Another musical-must for Paul is creating strong grooves that serve the songs. He attributes this to the combination of his Texas roots and making himself a disciple of the elder statesmen of heavy metal. “The Texas thing is part of it, growing up on a healthy dose of ZZ Top and Stevie Ray Vaughan, but I also was a metal-head from day one. Led Zeppelin, Black Sabbath, Kiss, Van Halen, all my favorite bands had really great grooves to their music. Even the heavy bands—Metallica, Slayer, MegaDeth—they had killer grooves! It’s not just speed. Even though they sped things up, it still had a groove to it … stuff you can move and bang your head to. I couldn’t picture a Led Zeppelin song with a blast beat. I might be narrow-minded and maybe after this interview, somebody’ll do a mash-up of a Zeppelin song with a blast beat on it, and I’ll go ‘Wow!’ But until I hear something like that, I’m going to have the same opinion.”
Despite the many years and countless miles Paul has logged behind the kit, he’s kept himself in good fighting shape. If you’re skeptical, watch any recent video of a live Hellyeah show. “I’ve learned over the years that you’ve really got to moderate things. I’ve had to battle small bouts of arthritis here and there so I take certain things like apple cider vinegar, stuff that helps keep it in check. I don’t eat too much red meat or drink dark whiskey anymore because those things can give you bad inflammation that’s hard to deal with. But for the most part, my health is great. I just turned 50 this past year and I love playing every night, it keeps me young.”

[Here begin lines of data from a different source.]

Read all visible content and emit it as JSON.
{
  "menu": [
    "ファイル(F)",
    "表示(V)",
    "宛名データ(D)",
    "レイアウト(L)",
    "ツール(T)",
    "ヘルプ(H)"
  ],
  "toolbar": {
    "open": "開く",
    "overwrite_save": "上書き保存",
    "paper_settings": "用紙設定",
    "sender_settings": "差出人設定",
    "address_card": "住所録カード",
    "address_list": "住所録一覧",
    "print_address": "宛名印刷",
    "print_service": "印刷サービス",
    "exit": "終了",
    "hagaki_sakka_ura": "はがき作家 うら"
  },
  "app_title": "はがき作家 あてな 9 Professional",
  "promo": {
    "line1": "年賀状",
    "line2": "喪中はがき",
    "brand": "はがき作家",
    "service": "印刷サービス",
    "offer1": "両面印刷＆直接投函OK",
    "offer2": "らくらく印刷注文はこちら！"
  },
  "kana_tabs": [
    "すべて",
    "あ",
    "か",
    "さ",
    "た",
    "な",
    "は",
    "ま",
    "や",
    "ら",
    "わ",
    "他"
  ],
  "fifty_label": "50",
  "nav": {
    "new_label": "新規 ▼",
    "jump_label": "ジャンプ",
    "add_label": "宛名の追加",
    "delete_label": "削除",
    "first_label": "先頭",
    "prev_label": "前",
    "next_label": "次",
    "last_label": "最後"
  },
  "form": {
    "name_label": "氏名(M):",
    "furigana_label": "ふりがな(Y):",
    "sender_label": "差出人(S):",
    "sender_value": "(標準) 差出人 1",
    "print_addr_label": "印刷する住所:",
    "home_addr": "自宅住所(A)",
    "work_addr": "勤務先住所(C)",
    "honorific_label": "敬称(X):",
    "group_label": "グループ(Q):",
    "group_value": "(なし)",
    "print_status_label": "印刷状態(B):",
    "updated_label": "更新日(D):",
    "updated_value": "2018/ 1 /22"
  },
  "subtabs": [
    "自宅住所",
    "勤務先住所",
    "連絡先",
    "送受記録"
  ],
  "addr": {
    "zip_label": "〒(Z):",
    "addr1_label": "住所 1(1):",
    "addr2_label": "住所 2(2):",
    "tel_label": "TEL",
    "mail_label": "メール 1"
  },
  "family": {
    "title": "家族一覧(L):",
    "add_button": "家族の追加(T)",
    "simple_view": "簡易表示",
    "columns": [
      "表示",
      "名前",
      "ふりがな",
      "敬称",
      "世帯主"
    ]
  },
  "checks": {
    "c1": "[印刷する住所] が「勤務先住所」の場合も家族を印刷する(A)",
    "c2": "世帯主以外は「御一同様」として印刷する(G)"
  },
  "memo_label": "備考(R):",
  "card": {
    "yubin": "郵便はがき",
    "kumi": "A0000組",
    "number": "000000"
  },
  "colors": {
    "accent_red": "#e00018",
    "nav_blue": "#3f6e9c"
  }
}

Image Gallery of Hellyeah at The Mayhem Festival – Phoenix, AZ 2015.
The other aspect of playing that he says hasn’t changed is the energy from the live crowds. In today’s recording market, a hundred thousand record sales is considered an accomplishment on par with a platinum record (a million sales) in Pantera’s heyday. Live performance is once again the lifeblood of the music industry, and that’s fine with Paul. “Live music is always going to be the greatest form of entertainment, period. Nobody can steal that from you. There’s nothing like being in a crowd and feeling that energy of a band, feeling the speakers vibrate you … the heat and the sweat in the mosh pit … being at a live show is incredible, and that’ll never go away.”
Although the members of Hellyeah were previously established with other bands (including vocalist Chad Gray with Mudvayne and guitarist Tom Maxwell with Nothingface), Paul doesn’t buy into the word “supergroup.” He explains that forming a supergroup was never the goal. “From the very start, we wanted it to be a real band. We didn’t look at it like a supergroup or a side project. We knew some of the members were going to be taking time off to do other things in between, but everybody was ready for something new and fresh and put all their energy into it. We’re four albums into it and we’ve developed a hell of a legacy. If you look at the span of Pantera, it only had five studio records and we’re close upon that.”
Given the short stints of other collaborations like Chickenfoot and Velvet Revolver, it’s hard not to be impressed by Hellyeah’s longevity, and they’re hungry for more. “We’re going into our fifth record—we start working with Kevin in October after we get back from Australia, New Zealand and Japan. We’ve been touring our asses off with the success of Blood For Blood. Things are going great and we’re just looking to keep capitalizing on it.”